Dans le même temps, l’UAW a délibérément minimisé la question la plus importante qui se profile à l’horizon de la bataille contractuelle: les projets des constructeurs automobiles d’utiliser la transition vers les véhicules électriques pour détruire les emplois de centaines de milliers de travailleurs de l’automobile.

Derrière le théâtre des «négociations», la bureaucratie de l’UAW a déjà accepté des suppressions d’emplois massives. Si Fain et d’autres responsables de l’UAW exigent quelque chose, c’est uniquement la préservation des propres intérêts de la bureaucratie qui aide les constructeurs automobiles à supprimer des emplois et à créer une main-d’œuvre beaucoup plus réduite, moins bien payée et très exploitée dans les nouvelles usines de batteries et de composants pour véhicules électriques.

Lors d’un événement Facebook Live jeudi, Fain a admis que les constructeurs automobiles étaient déterminés à obtenir des concessions encore plus importantes de la part des travailleurs pour financer leur transition vers les véhicules électriques. GM et Stellantis n’ont même pas répondu aux propositions du syndicat, a déclaré Fain, tandis que Ford les a rejetées d’emblée.

Les négociateurs syndicaux ont proposé que tous les travailleurs temporaires aient la possibilité de passer à des postes à temps plein après 90 jours, qu’ils ne soient pas payés moins de 85 % du taux le plus élevé et qu’ils bénéficient de prestations de soins de santé et de retraite à temps plein, ainsi que de primes de participation aux bénéfices.

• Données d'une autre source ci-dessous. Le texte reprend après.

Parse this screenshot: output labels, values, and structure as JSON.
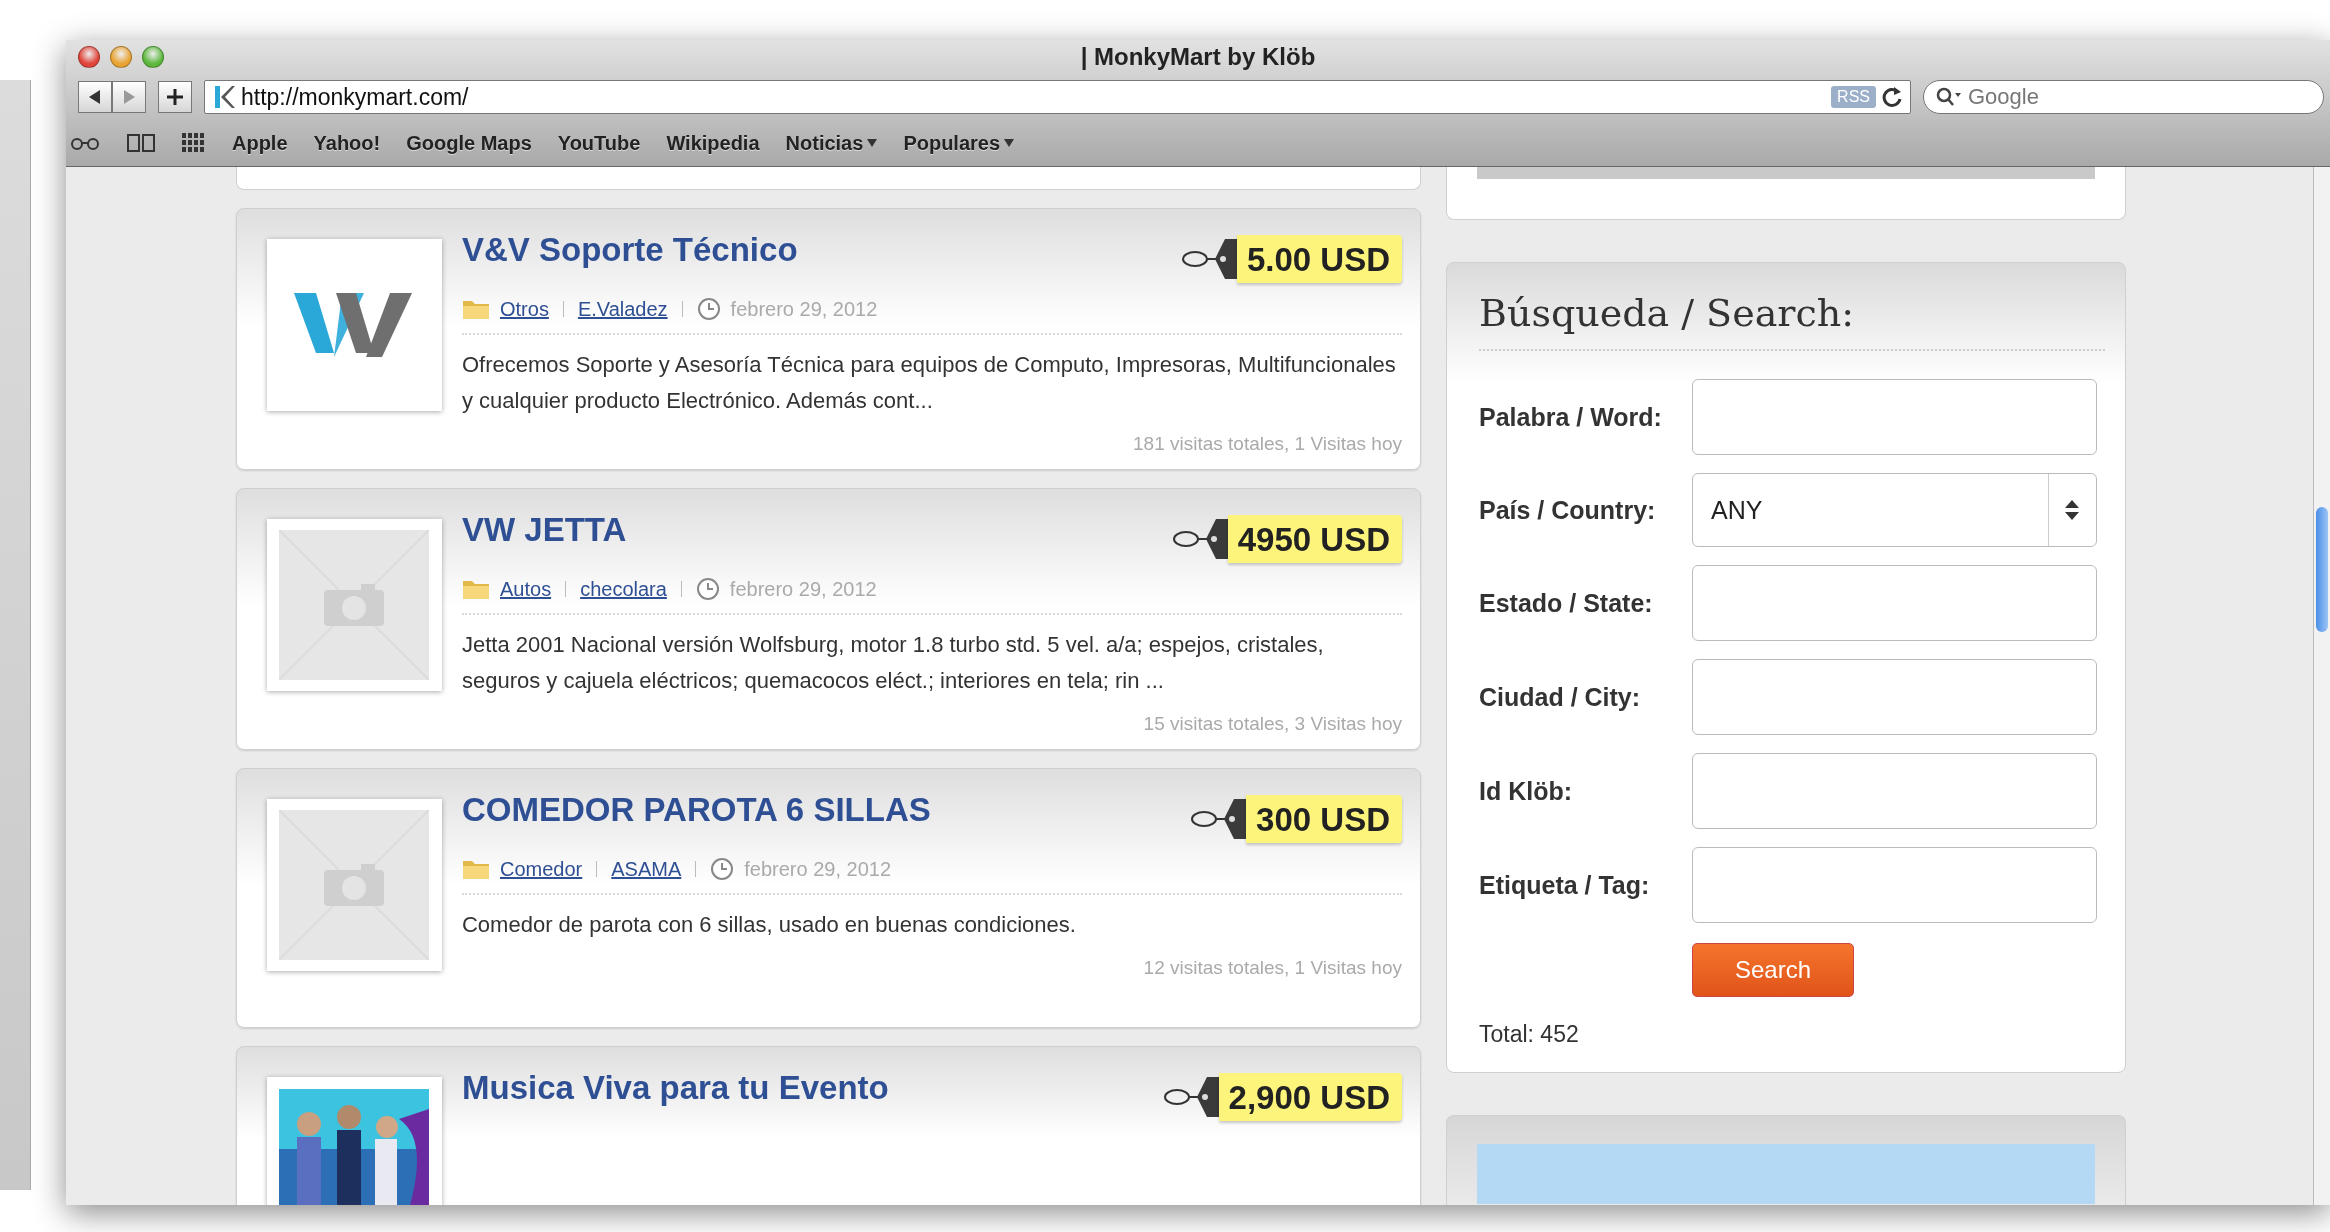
{
  "browser": {
    "title": "| MonkyMart by Klöb",
    "url": "http://monkymart.com/",
    "rss": "RSS",
    "search_placeholder": "Google",
    "bookmarks": [
      {
        "label": "Apple",
        "menu": false
      },
      {
        "label": "Yahoo!",
        "menu": false
      },
      {
        "label": "Google Maps",
        "menu": false
      },
      {
        "label": "YouTube",
        "menu": false
      },
      {
        "label": "Wikipedia",
        "menu": false
      },
      {
        "label": "Noticias",
        "menu": true
      },
      {
        "label": "Populares",
        "menu": true
      }
    ]
  },
  "listings": [
    {
      "kind": "logo",
      "title": "V&V Soporte Técnico",
      "price": "5.00 USD",
      "category": "Otros",
      "author": "E.Valadez",
      "date": "febrero 29, 2012",
      "description": "Ofrecemos Soporte y Asesoría Técnica para equipos de Computo, Impresoras, Multifuncionales y cualquier producto Electrónico. Además cont...",
      "stats": "181 visitas totales, 1 Visitas hoy"
    },
    {
      "kind": "placeholder",
      "title": "VW JETTA",
      "price": "4950 USD",
      "category": "Autos",
      "author": "checolara",
      "date": "febrero 29, 2012",
      "description": "Jetta 2001 Nacional versión Wolfsburg, motor 1.8 turbo std. 5 vel. a/a; espejos, cristales, seguros y cajuela eléctricos; quemacocos eléct.; interiores en tela; rin ...",
      "stats": "15 visitas totales, 3 Visitas hoy"
    },
    {
      "kind": "placeholder",
      "title": "COMEDOR PAROTA 6 SILLAS",
      "price": "300 USD",
      "category": "Comedor",
      "author": "ASAMA",
      "date": "febrero 29, 2012",
      "description": "Comedor de parota con 6 sillas, usado en buenas condiciones.",
      "stats": "12 visitas totales, 1 Visitas hoy"
    },
    {
      "title": "Musica Viva para tu Evento",
      "price": "2,900 USD"
    }
  ],
  "search": {
    "heading": "Búsqueda / Search:",
    "fields": [
      {
        "label": "Palabra / Word:",
        "kind": "text"
      },
      {
        "label": "País / Country:",
        "kind": "select",
        "value": "ANY"
      },
      {
        "label": "Estado / State:",
        "kind": "text"
      },
      {
        "label": "Ciudad / City:",
        "kind": "text"
      },
      {
        "label": "Id Klöb:",
        "kind": "text"
      },
      {
        "label": "Etiqueta / Tag:",
        "kind": "text"
      }
    ],
    "button": "Search",
    "total": "Total: 452"
  }
}
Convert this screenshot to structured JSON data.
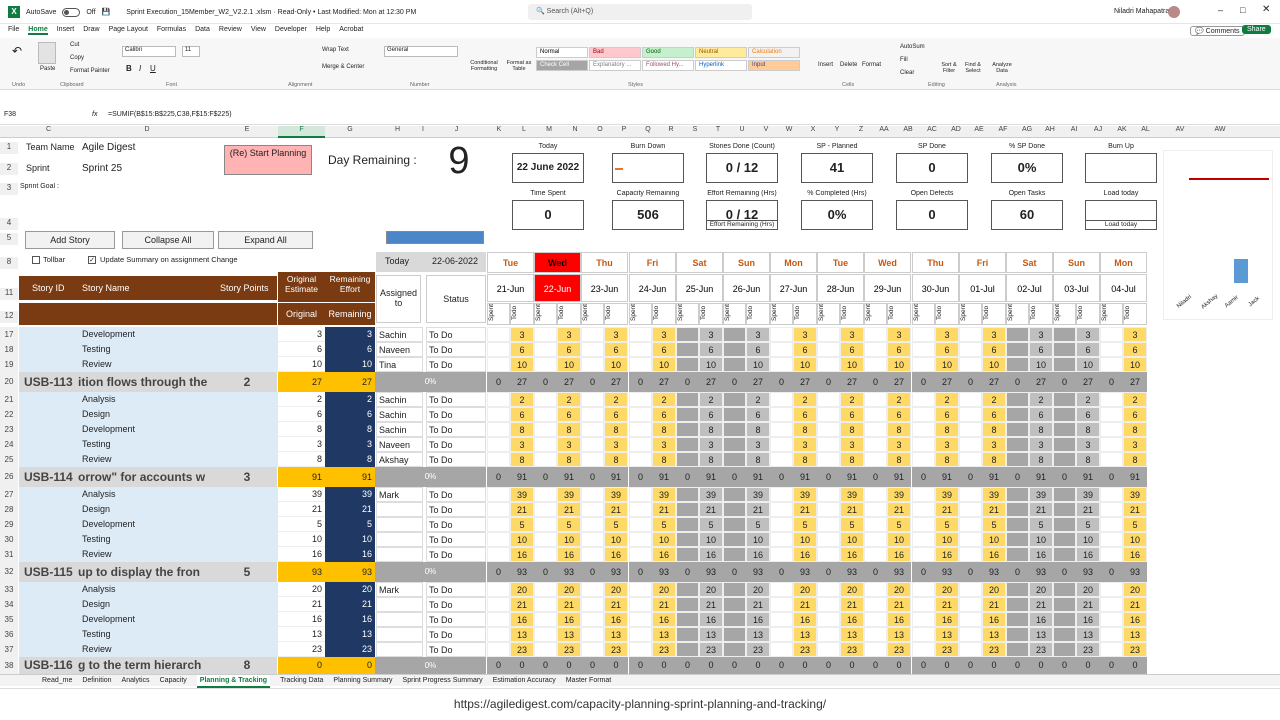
{
  "titlebar": {
    "autosave": "AutoSave",
    "autosave_state": "Off",
    "doc": "Sprint Execution_15Member_W2_V2.2.1 .xlsm  ·  Read-Only  •  Last Modified: Mon at 12:30 PM",
    "search": "Search (Alt+Q)",
    "user": "Niladri Mahapatra"
  },
  "menu": {
    "items": [
      "File",
      "Home",
      "Insert",
      "Draw",
      "Page Layout",
      "Formulas",
      "Data",
      "Review",
      "View",
      "Developer",
      "Help",
      "Acrobat"
    ],
    "comments": "Comments",
    "share": "Share"
  },
  "ribbon": {
    "cut": "Cut",
    "copy": "Copy",
    "paste": "Paste",
    "format_painter": "Format Painter",
    "font": "Calibri",
    "size": "11",
    "wrap": "Wrap Text",
    "merge": "Merge & Center",
    "numfmt": "General",
    "cond": "Conditional Formatting",
    "fmt_table": "Format as Table",
    "styles": [
      "Normal",
      "Bad",
      "Good",
      "Neutral",
      "Calculation",
      "Check Cell",
      "Explanatory ...",
      "Followed Hy...",
      "Hyperlink",
      "Input"
    ],
    "insert": "Insert",
    "delete": "Delete",
    "format": "Format",
    "autosum": "AutoSum",
    "fill": "Fill",
    "clear": "Clear",
    "sort": "Sort & Filter",
    "find": "Find & Select",
    "analyze": "Analyze Data",
    "groups": [
      "Undo",
      "Clipboard",
      "Font",
      "Alignment",
      "Number",
      "Styles",
      "Cells",
      "Editing",
      "Analysis"
    ]
  },
  "formula": {
    "namebox": "F38",
    "fx": "fx",
    "text": "=SUMIF(B$15:B$225,C38,F$15:F$225)"
  },
  "columns": [
    "C",
    "D",
    "E",
    "F",
    "G",
    "H",
    "I",
    "J",
    "K",
    "L",
    "M",
    "N",
    "O",
    "P",
    "Q",
    "R",
    "S",
    "T",
    "U",
    "V",
    "W",
    "X",
    "Y",
    "Z",
    "AA",
    "AB",
    "AC",
    "AD",
    "AE",
    "AF",
    "AG",
    "AH",
    "AI",
    "AJ",
    "AK",
    "AL",
    "AV",
    "AW"
  ],
  "header": {
    "team_label": "Team Name",
    "team": "Agile Digest",
    "sprint_label": "Sprint",
    "sprint": "Sprint 25",
    "goal_label": "Sprint Goal :",
    "restart": "(Re) Start Planning",
    "day_rem_label": "Day Remaining :",
    "day_rem": "9",
    "add_story": "Add Story",
    "collapse": "Collapse All",
    "expand": "Expand All",
    "tollbar": "Tollbar",
    "update_summary": "Update Summary on assignment Change",
    "today_label": "Today",
    "today": "22-06-2022"
  },
  "kpis": [
    {
      "label": "Today",
      "value": "22 June 2022"
    },
    {
      "label": "Burn Down",
      "value": ""
    },
    {
      "label": "Stories Done (Count)",
      "value": "0 / 12"
    },
    {
      "label": "SP - Planned",
      "value": "41"
    },
    {
      "label": "SP Done",
      "value": "0"
    },
    {
      "label": "% SP Done",
      "value": "0%"
    },
    {
      "label": "Burn Up",
      "value": ""
    },
    {
      "label": "Time Spent",
      "value": "0"
    },
    {
      "label": "Capacity Remaining",
      "value": "506"
    },
    {
      "label": "Effort Remaining (Hrs)",
      "value": "0 / 12"
    },
    {
      "label": "% Completed (Hrs)",
      "value": "0%"
    },
    {
      "label": "Open Defects",
      "value": "0"
    },
    {
      "label": "Open Tasks",
      "value": "60"
    },
    {
      "label": "Load today",
      "value": ""
    }
  ],
  "effort_sub": "Effort Remaining (Hrs)",
  "load_sub": "Load today",
  "load_chart": {
    "members": [
      "Niladri",
      "Akshay",
      "Aamir",
      "Jack"
    ],
    "values": [
      0,
      6,
      0,
      0
    ],
    "line": 8
  },
  "grid_headers": {
    "story_id": "Story ID",
    "story_name": "Story Name",
    "story_points": "Story Points",
    "orig_est": "Original Estimate",
    "rem_eff": "Remaining Effort",
    "assigned": "Assigned to",
    "status": "Status",
    "original": "Original",
    "remaining": "Remaining",
    "spent": "Spent",
    "todo": "Todo"
  },
  "days": [
    "Tue",
    "Wed",
    "Thu",
    "Fri",
    "Sat",
    "Sun",
    "Mon",
    "Tue",
    "Wed",
    "Thu",
    "Fri",
    "Sat",
    "Sun",
    "Mon"
  ],
  "dates": [
    "21-Jun",
    "22-Jun",
    "23-Jun",
    "24-Jun",
    "25-Jun",
    "26-Jun",
    "27-Jun",
    "28-Jun",
    "29-Jun",
    "30-Jun",
    "01-Jul",
    "02-Jul",
    "03-Jul",
    "04-Jul"
  ],
  "rows": [
    {
      "n": "17",
      "type": "task",
      "name": "Development",
      "orig": "3",
      "rem": "3",
      "who": "Sachin",
      "status": "To Do",
      "todo": "3"
    },
    {
      "n": "18",
      "type": "task",
      "name": "Testing",
      "orig": "6",
      "rem": "6",
      "who": "Naveen",
      "status": "To Do",
      "todo": "6"
    },
    {
      "n": "19",
      "type": "task",
      "name": "Review",
      "orig": "10",
      "rem": "10",
      "who": "Tina",
      "status": "To Do",
      "todo": "10"
    },
    {
      "n": "20",
      "type": "story",
      "id": "USB-113",
      "name": "ition flows through the",
      "sp": "2",
      "orig": "27",
      "rem": "27",
      "pct": "0%",
      "todo": "27"
    },
    {
      "n": "21",
      "type": "task",
      "name": "Analysis",
      "orig": "2",
      "rem": "2",
      "who": "Sachin",
      "status": "To Do",
      "todo": "2"
    },
    {
      "n": "22",
      "type": "task",
      "name": "Design",
      "orig": "6",
      "rem": "6",
      "who": "Sachin",
      "status": "To Do",
      "todo": "6"
    },
    {
      "n": "23",
      "type": "task",
      "name": "Development",
      "orig": "8",
      "rem": "8",
      "who": "Sachin",
      "status": "To Do",
      "todo": "8"
    },
    {
      "n": "24",
      "type": "task",
      "name": "Testing",
      "orig": "3",
      "rem": "3",
      "who": "Naveen",
      "status": "To Do",
      "todo": "3"
    },
    {
      "n": "25",
      "type": "task",
      "name": "Review",
      "orig": "8",
      "rem": "8",
      "who": "Akshay",
      "status": "To Do",
      "todo": "8"
    },
    {
      "n": "26",
      "type": "story",
      "id": "USB-114",
      "name": "orrow\" for accounts w",
      "sp": "3",
      "orig": "91",
      "rem": "91",
      "pct": "0%",
      "todo": "91"
    },
    {
      "n": "27",
      "type": "task",
      "name": "Analysis",
      "orig": "39",
      "rem": "39",
      "who": "Mark",
      "status": "To Do",
      "todo": "39"
    },
    {
      "n": "28",
      "type": "task",
      "name": "Design",
      "orig": "21",
      "rem": "21",
      "who": "",
      "status": "To Do",
      "todo": "21"
    },
    {
      "n": "29",
      "type": "task",
      "name": "Development",
      "orig": "5",
      "rem": "5",
      "who": "",
      "status": "To Do",
      "todo": "5"
    },
    {
      "n": "30",
      "type": "task",
      "name": "Testing",
      "orig": "10",
      "rem": "10",
      "who": "",
      "status": "To Do",
      "todo": "10"
    },
    {
      "n": "31",
      "type": "task",
      "name": "Review",
      "orig": "16",
      "rem": "16",
      "who": "",
      "status": "To Do",
      "todo": "16"
    },
    {
      "n": "32",
      "type": "story",
      "id": "USB-115",
      "name": "up to display the fron",
      "sp": "5",
      "orig": "93",
      "rem": "93",
      "pct": "0%",
      "todo": "93"
    },
    {
      "n": "33",
      "type": "task",
      "name": "Analysis",
      "orig": "20",
      "rem": "20",
      "who": "Mark",
      "status": "To Do",
      "todo": "20"
    },
    {
      "n": "34",
      "type": "task",
      "name": "Design",
      "orig": "21",
      "rem": "21",
      "who": "",
      "status": "To Do",
      "todo": "21"
    },
    {
      "n": "35",
      "type": "task",
      "name": "Development",
      "orig": "16",
      "rem": "16",
      "who": "",
      "status": "To Do",
      "todo": "16"
    },
    {
      "n": "36",
      "type": "task",
      "name": "Testing",
      "orig": "13",
      "rem": "13",
      "who": "",
      "status": "To Do",
      "todo": "13"
    },
    {
      "n": "37",
      "type": "task",
      "name": "Review",
      "orig": "23",
      "rem": "23",
      "who": "",
      "status": "To Do",
      "todo": "23"
    },
    {
      "n": "38",
      "type": "story",
      "id": "USB-116",
      "name": "g to the term hierarch",
      "sp": "8",
      "orig": "0",
      "rem": "0",
      "pct": "0%",
      "todo": "0"
    }
  ],
  "sheet_tabs": [
    "Read_me",
    "Definition",
    "Analytics",
    "Capacity",
    "Planning & Tracking",
    "Tracking Data",
    "Planning Summary",
    "Sprint Progress Summary",
    "Estimation Accuracy",
    "Master Format"
  ],
  "active_tab": "Planning & Tracking",
  "url": "https://agiledigest.com/capacity-planning-sprint-planning-and-tracking/",
  "colors": {
    "brown": "#7a3a12",
    "navy": "#1f3864",
    "yellow": "#ffd966",
    "red": "#ff0000",
    "green": "#107c41"
  }
}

En réponse, a-t-il déclaré: «Ford a proposé qu’il n’y ait pas de limite à l’utilisation des travailleurs temporaires. L’entreprise a proposé qu’ils reçoivent moins de 60 % du salaire le plus élevé» et qu’ils «bénéficient d’un système de soins de santé de second ordre et d’aucune retraite». De manière encore plus provocante, il rapporte que «selon la proposition de Ford, l’entreprise aurait le droit de passer à une main-d’œuvre entièrement temporaire au fil du temps, et nous n’aurions pas notre mot à dire à ce sujet».

En ce qui concerne les salaires, Ford propose des augmentations de 9 % sur la durée de l’accord de quatre ans et refuse de rétablir l’indemnité de vie chère. Au lieu de cela, il propose une prime unique. Il a également rejeté toute augmentation des pensions versées aux retraités, qui n’ont pas été augmentées depuis 17 ans.

Le président de l’UAW a feint l’indignation, jetant la proposition dans une poubelle, avant de déclarer: «Nous en avons assez de vivre dans un monde qui privilégie les profits au détriment des personnes... de voir les riches s’enrichir, tandis que le reste d’entre nous en avons tout juste assez pour vivre. Nous en avons assez de la cupidité des entreprises et, ensemble, nous allons tout faire pour changer les choses.»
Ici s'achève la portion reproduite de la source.